The trouble with any kind of autobiographical writing is that the story isn't finished yet. As philosopher Joseph Campbell and many psychologists would tell you, we humans generally use narrative structures, or stories, to understand and explain our experience of life. But a narrative requires a shape, ideally a pleasing arc, with a dramatic beginning, a problematic middle, and a satisfying end. Life, unfortunately for the would-be writer, is not very obliging in this respect.

Both the conditions that I live with are notoriously unpredictable. I'm not even able to answer the simple question "How are you?" with any accuracy. I always feel a need to clarify: "Do you mean how am I today, this week, this month, or this very moment?" Because, you see, it really is that changeable. 
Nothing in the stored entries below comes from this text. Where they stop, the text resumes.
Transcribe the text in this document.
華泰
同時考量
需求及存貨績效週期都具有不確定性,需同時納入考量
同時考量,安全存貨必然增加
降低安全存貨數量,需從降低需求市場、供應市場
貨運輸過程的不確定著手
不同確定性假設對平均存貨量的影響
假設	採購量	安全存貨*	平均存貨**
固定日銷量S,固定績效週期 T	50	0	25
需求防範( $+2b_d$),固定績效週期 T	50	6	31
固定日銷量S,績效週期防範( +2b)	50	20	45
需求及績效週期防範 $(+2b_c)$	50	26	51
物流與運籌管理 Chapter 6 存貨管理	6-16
This moment, as I sit here writing, I feel physically well, and mentally/emotionally a little fragile but more or less functional. However, whenever it is that you open this page, dear reader, I may be suffering a burning neuropathic pain, or straining against a bone-deep fatigue, or training for a 10k run, or floundering in a suicidal mire. Five minutes from now, a difficult phone call, stray Facebook comment, or other apparently innocent interaction may trigger in me a dangerous rage or a soul-sucking depression that drives me back to the brink. Or a minor trip, bump, or upset may set off a full-blown MS relapse.

We wait for the neurologists and the psychiatrists to realise that a human being is a single entity that cannot be so neatly compartmentalised, and figure out what is really going on within the Bermuda triangle of MS,  depression, and emotional volatility. Meanwhile, those of us who are not content to wait for yet another liver-toxic drug - which would only treat the symptoms anyway - must find our own way to surf the stormy seas of our inexplicable lives. And find mine I will, even if it takes a lifetime.

So it would seem that I have no nuggets of wisdom to offer today. Today, I cannot write my life - blogger, columnist and almost-author though I may be - because the truth is I haven't finished living it yet.